I snarl at her and bark.
- By line 16, we get that a transformation has indeed occurred: "I am a new man."
- But we're also given some assurance that the speaker is still a "man" even if he's barking, licking, and snarling at the librarian.
- And it doesn't look like the speaker is too bothered by this sudden transformation, either. In fact, he seems right at home with his snarling and barking, as if all the doggy behavior is now part of his nature.
- If we think about personal experiences in a more general sense, we understand what Strand is getting at here with all the transforming weirdness that we've seen.
- For the person experiencing these things, those changes inevitably become part of who he is.
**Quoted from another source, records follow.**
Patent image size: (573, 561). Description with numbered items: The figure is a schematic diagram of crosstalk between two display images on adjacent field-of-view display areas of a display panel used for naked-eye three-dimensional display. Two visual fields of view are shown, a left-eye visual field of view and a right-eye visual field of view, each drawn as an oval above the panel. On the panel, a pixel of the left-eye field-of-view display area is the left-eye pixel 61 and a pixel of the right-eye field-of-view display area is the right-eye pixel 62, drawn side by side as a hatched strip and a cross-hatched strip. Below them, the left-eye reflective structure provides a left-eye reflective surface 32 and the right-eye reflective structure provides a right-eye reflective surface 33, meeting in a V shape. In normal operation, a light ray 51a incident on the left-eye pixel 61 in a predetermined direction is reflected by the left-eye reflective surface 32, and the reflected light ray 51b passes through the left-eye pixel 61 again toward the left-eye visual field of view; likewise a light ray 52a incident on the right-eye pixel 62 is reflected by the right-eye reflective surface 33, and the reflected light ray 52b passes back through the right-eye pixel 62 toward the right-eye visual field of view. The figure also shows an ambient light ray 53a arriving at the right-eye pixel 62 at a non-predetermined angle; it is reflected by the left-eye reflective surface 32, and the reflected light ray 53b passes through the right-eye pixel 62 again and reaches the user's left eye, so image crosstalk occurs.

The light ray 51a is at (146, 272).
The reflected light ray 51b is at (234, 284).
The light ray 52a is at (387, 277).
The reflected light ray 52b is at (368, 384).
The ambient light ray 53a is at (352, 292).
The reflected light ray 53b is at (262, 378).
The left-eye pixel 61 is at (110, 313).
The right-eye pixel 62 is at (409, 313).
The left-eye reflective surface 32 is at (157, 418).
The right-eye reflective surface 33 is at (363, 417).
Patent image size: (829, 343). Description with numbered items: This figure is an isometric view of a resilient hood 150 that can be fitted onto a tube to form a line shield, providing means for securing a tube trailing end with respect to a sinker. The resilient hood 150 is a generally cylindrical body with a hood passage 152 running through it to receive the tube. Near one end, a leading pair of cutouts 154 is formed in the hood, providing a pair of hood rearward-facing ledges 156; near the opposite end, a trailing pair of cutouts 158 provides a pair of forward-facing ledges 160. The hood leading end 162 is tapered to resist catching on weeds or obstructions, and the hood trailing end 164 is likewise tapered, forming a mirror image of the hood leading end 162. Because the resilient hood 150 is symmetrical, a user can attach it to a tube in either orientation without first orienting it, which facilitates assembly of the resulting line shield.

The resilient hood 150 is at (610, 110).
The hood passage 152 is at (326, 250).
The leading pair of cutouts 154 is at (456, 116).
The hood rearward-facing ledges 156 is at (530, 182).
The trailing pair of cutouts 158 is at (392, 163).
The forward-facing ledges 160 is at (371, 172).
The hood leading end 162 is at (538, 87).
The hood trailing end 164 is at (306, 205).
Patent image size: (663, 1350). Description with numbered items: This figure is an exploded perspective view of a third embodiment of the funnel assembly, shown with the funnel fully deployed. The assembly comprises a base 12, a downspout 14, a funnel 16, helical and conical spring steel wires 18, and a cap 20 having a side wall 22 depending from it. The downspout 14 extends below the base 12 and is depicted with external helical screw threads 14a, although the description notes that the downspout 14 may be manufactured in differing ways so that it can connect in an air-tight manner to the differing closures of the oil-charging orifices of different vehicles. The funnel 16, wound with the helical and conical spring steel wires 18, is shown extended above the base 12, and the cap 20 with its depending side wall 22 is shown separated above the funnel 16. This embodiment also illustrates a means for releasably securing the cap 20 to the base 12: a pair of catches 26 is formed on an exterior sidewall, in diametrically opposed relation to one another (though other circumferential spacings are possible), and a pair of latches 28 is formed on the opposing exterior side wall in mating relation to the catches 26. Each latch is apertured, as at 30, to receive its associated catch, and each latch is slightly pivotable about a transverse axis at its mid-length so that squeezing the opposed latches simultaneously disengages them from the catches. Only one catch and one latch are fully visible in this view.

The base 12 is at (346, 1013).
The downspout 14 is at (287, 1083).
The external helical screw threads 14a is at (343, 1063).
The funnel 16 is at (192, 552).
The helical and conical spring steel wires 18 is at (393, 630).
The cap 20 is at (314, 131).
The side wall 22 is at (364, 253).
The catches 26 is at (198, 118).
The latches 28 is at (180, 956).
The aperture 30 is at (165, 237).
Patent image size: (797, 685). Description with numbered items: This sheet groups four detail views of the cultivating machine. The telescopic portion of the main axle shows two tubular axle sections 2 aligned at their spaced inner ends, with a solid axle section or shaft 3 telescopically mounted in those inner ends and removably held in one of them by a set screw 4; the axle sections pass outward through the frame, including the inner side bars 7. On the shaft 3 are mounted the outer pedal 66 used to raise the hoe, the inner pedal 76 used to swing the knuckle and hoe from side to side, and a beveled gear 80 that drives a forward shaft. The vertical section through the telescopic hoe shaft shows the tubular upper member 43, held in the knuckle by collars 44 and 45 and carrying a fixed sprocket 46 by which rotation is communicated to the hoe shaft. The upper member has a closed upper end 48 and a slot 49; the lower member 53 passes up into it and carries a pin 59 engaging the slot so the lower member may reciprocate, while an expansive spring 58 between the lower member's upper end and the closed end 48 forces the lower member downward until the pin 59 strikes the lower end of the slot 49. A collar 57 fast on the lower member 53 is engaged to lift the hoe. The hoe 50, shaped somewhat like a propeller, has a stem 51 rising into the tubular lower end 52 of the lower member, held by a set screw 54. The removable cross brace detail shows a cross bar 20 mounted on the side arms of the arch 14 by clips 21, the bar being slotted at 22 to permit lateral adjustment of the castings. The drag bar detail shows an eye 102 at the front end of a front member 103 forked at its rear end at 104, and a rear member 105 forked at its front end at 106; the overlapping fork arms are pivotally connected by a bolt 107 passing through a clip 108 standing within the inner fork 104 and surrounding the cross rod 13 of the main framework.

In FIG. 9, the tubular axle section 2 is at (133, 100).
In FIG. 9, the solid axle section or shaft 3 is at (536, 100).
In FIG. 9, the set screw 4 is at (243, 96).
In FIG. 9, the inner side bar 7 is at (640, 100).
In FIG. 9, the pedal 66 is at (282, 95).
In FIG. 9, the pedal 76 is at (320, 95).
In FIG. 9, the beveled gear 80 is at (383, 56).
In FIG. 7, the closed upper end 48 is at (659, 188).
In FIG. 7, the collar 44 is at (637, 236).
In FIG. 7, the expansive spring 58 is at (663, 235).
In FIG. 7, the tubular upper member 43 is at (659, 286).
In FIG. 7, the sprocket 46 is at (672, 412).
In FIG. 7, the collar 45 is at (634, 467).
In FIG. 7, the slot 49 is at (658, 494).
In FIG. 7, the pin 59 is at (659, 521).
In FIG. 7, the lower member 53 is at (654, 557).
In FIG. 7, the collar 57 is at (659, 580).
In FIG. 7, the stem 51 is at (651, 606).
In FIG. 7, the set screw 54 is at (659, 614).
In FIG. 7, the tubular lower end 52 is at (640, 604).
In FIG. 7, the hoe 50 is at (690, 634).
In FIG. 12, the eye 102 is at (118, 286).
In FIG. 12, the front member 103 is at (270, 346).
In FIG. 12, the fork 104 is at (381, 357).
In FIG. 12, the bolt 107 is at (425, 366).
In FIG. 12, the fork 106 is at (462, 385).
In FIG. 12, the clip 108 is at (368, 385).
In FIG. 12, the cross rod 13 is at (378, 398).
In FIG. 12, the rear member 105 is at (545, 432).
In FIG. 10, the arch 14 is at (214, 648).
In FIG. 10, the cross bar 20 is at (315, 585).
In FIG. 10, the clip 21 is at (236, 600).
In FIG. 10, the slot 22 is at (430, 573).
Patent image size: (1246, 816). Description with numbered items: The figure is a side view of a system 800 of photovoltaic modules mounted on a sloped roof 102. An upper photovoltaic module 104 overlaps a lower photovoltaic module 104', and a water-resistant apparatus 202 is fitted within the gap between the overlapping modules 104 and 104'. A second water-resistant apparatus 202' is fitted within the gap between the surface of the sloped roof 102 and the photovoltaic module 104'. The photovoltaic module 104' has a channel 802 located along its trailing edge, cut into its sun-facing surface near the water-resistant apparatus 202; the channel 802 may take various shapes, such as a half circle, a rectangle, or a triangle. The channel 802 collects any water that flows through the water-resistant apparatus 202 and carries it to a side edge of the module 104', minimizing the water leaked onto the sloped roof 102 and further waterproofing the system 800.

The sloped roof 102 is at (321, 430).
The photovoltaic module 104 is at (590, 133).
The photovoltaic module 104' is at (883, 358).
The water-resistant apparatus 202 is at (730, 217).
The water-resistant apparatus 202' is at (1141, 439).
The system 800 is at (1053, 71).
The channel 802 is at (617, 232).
But for those outside of the experience, those changes often don't make sense and can be a bit frightening even.
- Still, since the speaker seems to feel right at home with these changes, he doesn't want anyone spoiling it for him, so he "snarl[s]" and "bark[s]."
Line 18
I romp with joy in the bookish dark.
- After all is said and done, the poem has a happy ending with the speaker romping with joy in the "bookish dark."
- Notice the couplet here. Strand ends his poem with the end rhyme of "bark" and "dark." That perfect rhyme really annunciates the joy the speaker is feeling, despite all the barking and "dark."
- By the very end, we see even more this mingling of "joy" with the "dark" in a way that suggests that the two get along just fine.
- In fact, all the burning dogs and darkness that we saw earlier seem to be less scary by line 18. The dog-man now "romp[s]" around like a puppy at a park.
- Here, too, the dark is "bookish," which gives it an intellectual flair, rather than the hellish one we saw earlier with the basement and burning dogs.
- By the end of the poem, all of the transitions between joy, darkness, and burning dogs seem to suggest that it is part of the speaker's delightful activity of "eating poetry." Although outside folks like the librarian just don't get it, our speaker is "a new man" because of his steady diet of poetry—deliciously transformative.